A light canoe of bark, containing a single human figure, moved
swiftly up one of the twin streams that form the Ohio.  The
water, clear and deep, coming through rocky soil, babbled gently
at the edges, where it lapped the land, but in the center the
full current flowed steadily and without noise.

The thin shadows of early dusk were falling, casting a pallid
tint over the world, a tint touched here and there with living
fire from the sun, which was gone, though leaving burning embers
behind.  One glowing shaft, piercing straight through the heavy
forest that clothed either bank, fell directly upon the figure in
the boat, as a hidden light illuminates a great picture, while
the rest is left in shadow.  It was no common forest runner who
sat in the middle of the red beam.  Yet a boy, in nothing but
years, he swung the great paddle with an ease and vigor that the
strongest man in the West might have envied.  His rifle, with the
stock carved beautifully, and the long, slender blue barrel of
the border, lay by his side.  He could bring the paddle into the
boat, grasp the rifle, and carry it to his shoulder with a
single, continuous movement.

His most remarkable aspect, one that the casual observer even
would have noticed, was an extraordinary vitality.  He created in
the minds of those who saw him a feeling that he lived intensely
every moment of his life.  Born and-bred in the forest, he was
essentially its child, a perfect physical being, trained by the
utmost hardship and danger, and with every faculty, mental and
physical, in complete coordination.  It is only by a singular
combination of time and place, and only once in millions of
chances, that Nature produces such a being.
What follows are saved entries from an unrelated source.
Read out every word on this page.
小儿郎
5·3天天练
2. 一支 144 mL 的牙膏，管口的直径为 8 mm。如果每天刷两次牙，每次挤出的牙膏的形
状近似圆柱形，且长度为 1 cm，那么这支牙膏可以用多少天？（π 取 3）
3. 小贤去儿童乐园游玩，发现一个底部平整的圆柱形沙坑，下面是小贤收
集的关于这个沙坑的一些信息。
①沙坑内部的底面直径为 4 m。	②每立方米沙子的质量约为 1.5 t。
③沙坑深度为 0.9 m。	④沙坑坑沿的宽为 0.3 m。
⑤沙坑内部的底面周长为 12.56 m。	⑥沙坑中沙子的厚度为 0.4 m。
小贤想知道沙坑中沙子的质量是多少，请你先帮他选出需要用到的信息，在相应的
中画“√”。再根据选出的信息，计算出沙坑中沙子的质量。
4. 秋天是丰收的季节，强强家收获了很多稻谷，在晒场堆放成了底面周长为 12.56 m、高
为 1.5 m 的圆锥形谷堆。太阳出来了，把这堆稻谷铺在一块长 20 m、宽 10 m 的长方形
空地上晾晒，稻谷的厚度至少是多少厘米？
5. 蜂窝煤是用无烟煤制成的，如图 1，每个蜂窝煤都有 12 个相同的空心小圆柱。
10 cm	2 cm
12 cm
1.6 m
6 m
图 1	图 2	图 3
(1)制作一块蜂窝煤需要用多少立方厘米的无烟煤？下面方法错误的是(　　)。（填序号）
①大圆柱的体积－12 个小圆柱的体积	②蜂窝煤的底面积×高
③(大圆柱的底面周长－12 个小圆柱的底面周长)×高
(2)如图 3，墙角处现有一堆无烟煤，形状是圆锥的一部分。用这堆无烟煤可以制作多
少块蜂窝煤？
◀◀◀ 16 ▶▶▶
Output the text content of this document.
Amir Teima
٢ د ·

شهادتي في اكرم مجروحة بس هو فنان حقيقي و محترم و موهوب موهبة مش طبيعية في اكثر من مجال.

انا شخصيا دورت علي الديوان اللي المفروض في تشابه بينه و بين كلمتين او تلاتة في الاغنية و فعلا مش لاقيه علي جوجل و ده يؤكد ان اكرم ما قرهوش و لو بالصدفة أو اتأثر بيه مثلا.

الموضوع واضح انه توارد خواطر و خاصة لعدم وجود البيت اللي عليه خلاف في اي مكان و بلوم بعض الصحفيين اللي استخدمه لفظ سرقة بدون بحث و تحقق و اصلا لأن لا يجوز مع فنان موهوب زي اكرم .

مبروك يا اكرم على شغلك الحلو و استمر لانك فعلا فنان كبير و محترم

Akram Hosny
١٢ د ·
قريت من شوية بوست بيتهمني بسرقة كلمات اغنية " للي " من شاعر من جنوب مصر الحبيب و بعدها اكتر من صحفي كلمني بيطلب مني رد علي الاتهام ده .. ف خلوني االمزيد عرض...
The canoe remained a few moments in the center of the red light,
and its occupant, with a slight swaying motion of the paddle,
held it steady in the current, while he listened.  Every feature
stood out in the glow, the firm chin, the straight strong nose,
the blue eyes, and the thick yellow hair.  The red blue, and
yellow beads on his dress of beautifully tanned deerskin flashed
in the brilliant rays.  He was the great picture of fact, not of
fancy, a human being animated by a living, dauntless soul.

He gave the paddle a single sweep and shot from the light into
the shadow.  His canoe did not stop until it grazed the northern
shore, where bushes and overhanging boughs made a deep shadow. 
It would have taken a keen eye now to have seen either the canoe
or its occupant, and Henry Ware paddled slowly and without noise
in the darkest heart of the shadow.

The sunlight lingered a little longer in the center of the
stream.  Then the red changed to pink.  The pink, in its turn,
faded, and the whole surface of the river was somber gray,
flowing between two lines of black forest.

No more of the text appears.